The NCAA is supporting the Philippine Drug Enforcement Agency’s order to mandate drug tests for all college athletes, but was quick to air concern over the expenses.
On Monday, spokesman Derrick Carreon told the Inquirer that PDEA director general Undersecretary Arturo Cacdac Jr. issued the directive in the wake of the arrest of Far Eastern University starter Anthony Hargrove and reserve Adam Mohammed last week for alleged possession of marijuana.
NCAA Season 88 chairman Fr. Victor Calvo, O.P. said the country’s oldest collegiate league is willing to comply with the order but aired questions on how the directive will be implemented, specifically on who would cover the huge expenses involved.
“I don’t see any problem with that. It’s for the best,” Calvo said in a phone interview with Spin.ph on Monday. “Ang tanong ko lang, are they authorized to require, and who will pay for it?”

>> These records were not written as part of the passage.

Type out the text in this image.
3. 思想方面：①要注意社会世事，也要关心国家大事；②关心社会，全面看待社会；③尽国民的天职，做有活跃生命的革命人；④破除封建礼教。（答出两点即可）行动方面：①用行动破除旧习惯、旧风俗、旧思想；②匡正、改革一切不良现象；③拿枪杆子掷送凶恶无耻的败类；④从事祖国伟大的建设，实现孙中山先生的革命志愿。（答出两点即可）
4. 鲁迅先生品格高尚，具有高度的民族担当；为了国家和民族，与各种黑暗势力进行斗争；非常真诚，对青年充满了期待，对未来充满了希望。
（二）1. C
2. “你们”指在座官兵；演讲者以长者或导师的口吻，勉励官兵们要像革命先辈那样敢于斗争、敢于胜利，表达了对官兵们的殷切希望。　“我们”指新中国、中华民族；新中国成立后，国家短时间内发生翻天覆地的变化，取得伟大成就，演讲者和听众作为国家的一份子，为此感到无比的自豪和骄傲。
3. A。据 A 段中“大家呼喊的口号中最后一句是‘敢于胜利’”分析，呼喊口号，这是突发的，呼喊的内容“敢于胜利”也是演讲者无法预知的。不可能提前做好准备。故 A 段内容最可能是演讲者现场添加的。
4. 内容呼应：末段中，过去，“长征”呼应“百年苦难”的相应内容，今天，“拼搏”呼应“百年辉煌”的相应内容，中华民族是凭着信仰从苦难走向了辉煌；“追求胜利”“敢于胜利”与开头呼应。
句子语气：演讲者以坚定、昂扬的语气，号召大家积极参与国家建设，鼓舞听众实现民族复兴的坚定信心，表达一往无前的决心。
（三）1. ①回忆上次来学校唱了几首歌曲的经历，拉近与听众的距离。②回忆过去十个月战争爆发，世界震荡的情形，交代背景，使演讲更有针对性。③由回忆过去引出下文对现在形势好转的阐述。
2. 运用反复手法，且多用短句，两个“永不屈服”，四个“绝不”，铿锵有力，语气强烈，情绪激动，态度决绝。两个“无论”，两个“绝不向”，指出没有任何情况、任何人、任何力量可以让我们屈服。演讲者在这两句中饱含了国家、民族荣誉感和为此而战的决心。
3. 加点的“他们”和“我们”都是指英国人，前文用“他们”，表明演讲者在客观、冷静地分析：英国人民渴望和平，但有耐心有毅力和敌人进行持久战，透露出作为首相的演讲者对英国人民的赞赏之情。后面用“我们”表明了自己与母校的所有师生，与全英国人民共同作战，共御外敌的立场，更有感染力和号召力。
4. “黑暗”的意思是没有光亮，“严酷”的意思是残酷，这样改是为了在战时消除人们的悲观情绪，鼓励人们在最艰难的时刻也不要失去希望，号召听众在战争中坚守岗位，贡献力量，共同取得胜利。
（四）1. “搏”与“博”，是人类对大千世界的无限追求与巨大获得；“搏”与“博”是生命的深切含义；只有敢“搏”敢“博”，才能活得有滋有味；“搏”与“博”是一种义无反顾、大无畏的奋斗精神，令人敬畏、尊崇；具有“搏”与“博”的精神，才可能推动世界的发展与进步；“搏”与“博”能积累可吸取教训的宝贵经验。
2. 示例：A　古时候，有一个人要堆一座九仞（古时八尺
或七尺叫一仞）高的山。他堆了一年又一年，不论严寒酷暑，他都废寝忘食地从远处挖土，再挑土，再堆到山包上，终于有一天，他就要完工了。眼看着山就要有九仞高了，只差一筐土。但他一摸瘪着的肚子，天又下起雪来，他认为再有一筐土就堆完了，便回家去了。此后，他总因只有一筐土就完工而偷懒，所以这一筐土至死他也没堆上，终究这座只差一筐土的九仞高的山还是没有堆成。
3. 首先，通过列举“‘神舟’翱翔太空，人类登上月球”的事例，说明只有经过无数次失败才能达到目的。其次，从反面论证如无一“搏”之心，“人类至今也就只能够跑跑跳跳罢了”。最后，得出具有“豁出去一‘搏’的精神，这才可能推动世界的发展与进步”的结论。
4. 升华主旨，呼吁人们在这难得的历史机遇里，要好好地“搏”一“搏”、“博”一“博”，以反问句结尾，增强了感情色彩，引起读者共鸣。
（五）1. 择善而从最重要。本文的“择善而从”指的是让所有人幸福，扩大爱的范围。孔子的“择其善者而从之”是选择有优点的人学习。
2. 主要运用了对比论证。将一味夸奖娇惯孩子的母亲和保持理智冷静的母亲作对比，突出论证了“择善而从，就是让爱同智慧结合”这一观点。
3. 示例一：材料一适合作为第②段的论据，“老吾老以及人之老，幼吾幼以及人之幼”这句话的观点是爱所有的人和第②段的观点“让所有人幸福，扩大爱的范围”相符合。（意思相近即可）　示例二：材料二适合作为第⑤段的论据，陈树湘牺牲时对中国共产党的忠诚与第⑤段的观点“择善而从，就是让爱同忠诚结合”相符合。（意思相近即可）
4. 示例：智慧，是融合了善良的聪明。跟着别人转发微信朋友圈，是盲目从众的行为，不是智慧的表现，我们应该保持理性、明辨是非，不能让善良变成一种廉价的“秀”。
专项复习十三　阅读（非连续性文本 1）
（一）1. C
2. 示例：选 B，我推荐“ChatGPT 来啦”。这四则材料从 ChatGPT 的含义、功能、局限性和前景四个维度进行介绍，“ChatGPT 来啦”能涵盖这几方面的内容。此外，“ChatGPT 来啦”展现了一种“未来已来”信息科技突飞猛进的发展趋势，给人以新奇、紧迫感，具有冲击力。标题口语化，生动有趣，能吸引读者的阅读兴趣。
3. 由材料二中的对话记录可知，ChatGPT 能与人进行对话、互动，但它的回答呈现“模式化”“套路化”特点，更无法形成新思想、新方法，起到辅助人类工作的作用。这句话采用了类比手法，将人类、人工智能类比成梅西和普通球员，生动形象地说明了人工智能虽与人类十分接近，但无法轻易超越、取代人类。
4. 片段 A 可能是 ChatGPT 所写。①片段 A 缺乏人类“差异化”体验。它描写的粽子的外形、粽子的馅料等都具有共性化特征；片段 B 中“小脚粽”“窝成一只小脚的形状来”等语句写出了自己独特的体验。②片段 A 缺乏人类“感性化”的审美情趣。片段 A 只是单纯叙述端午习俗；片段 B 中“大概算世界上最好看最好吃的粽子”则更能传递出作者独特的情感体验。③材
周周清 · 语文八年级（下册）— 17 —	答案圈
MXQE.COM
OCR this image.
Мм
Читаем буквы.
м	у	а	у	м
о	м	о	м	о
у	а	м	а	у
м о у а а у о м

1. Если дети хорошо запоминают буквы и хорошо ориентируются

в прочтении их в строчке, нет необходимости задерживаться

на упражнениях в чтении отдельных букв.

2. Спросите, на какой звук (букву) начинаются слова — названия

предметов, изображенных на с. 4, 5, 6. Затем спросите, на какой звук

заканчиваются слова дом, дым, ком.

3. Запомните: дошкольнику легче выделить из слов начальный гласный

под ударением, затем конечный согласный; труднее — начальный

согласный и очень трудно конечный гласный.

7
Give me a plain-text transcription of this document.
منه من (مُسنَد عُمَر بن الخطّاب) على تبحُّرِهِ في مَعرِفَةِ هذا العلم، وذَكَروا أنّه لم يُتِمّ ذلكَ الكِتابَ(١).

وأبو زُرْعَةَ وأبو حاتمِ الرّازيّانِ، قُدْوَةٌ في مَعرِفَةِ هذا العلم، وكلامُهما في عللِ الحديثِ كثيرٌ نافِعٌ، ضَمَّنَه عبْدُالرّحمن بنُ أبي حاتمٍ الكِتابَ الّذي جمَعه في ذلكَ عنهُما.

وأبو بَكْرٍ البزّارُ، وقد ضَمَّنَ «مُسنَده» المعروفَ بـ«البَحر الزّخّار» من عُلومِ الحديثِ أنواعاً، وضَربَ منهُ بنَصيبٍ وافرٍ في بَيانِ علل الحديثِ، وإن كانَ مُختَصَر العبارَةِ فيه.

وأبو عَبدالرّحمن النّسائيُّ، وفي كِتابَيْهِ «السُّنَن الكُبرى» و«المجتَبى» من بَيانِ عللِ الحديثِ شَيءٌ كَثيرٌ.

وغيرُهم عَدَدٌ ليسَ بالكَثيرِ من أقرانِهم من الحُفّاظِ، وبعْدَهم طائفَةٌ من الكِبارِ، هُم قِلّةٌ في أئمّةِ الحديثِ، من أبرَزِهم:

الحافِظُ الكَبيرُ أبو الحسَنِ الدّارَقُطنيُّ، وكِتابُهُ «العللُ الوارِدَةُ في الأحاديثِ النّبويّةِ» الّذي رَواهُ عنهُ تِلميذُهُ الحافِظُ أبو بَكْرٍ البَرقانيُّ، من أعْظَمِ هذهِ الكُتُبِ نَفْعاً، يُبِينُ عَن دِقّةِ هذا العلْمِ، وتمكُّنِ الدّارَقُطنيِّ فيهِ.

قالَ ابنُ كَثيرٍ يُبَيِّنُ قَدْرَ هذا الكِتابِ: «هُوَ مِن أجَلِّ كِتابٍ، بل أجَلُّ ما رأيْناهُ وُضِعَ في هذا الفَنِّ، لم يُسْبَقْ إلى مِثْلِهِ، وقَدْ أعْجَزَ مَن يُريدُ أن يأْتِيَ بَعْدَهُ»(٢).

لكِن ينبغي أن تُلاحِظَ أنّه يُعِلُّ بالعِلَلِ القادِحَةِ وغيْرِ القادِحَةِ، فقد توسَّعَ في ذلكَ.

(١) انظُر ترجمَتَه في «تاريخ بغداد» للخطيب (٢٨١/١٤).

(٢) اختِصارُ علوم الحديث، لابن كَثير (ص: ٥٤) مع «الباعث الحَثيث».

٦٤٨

The Dominican priest, who is also Letran’s athletic director, said the NCAA has been doing mandatory drug testing on all basketball players prior to the start of each season for 10 years now.
However, the league does not require all college athletes outside basketball to undergo drug tests due of budget constraints, Calvo said.
“You’re talking here of around twenty thousand athletes,” he said.
Drug tests done by the NCAA's rival league, the UAAP, are also limited to basketball players and done only before the start of each season.
Calvo, however, was quick to add that the league will find a way to solve the matter regardless if PDEA will shoulder the expenses for the tests or not.
“Even if not, we’ll find ways,” Calvo said. “Gambling-free and drug-free league naman ang gusto nating mangyari.”
Calvo said some schools like Letran are already implementing mandatory drug testing not just on their athletes but on all their students as well.
Calvo said he will also bring up in the NCAA board's meeting on Tuesday morning the case of La Salle Greenhills coach Jhun Roy Torrenchoa, who was arrested, along with United Football League booter Gerald Orcullo and another companion, last week for alleged drug-pushing.
Calvo said that NCAA rules state that anyone affiliated with the league who tests positive for illegal drugs is automatically expelled, adding there have been cases in the past where schools expelled athletes who tested positive of illegal drugs after conducting their own tests.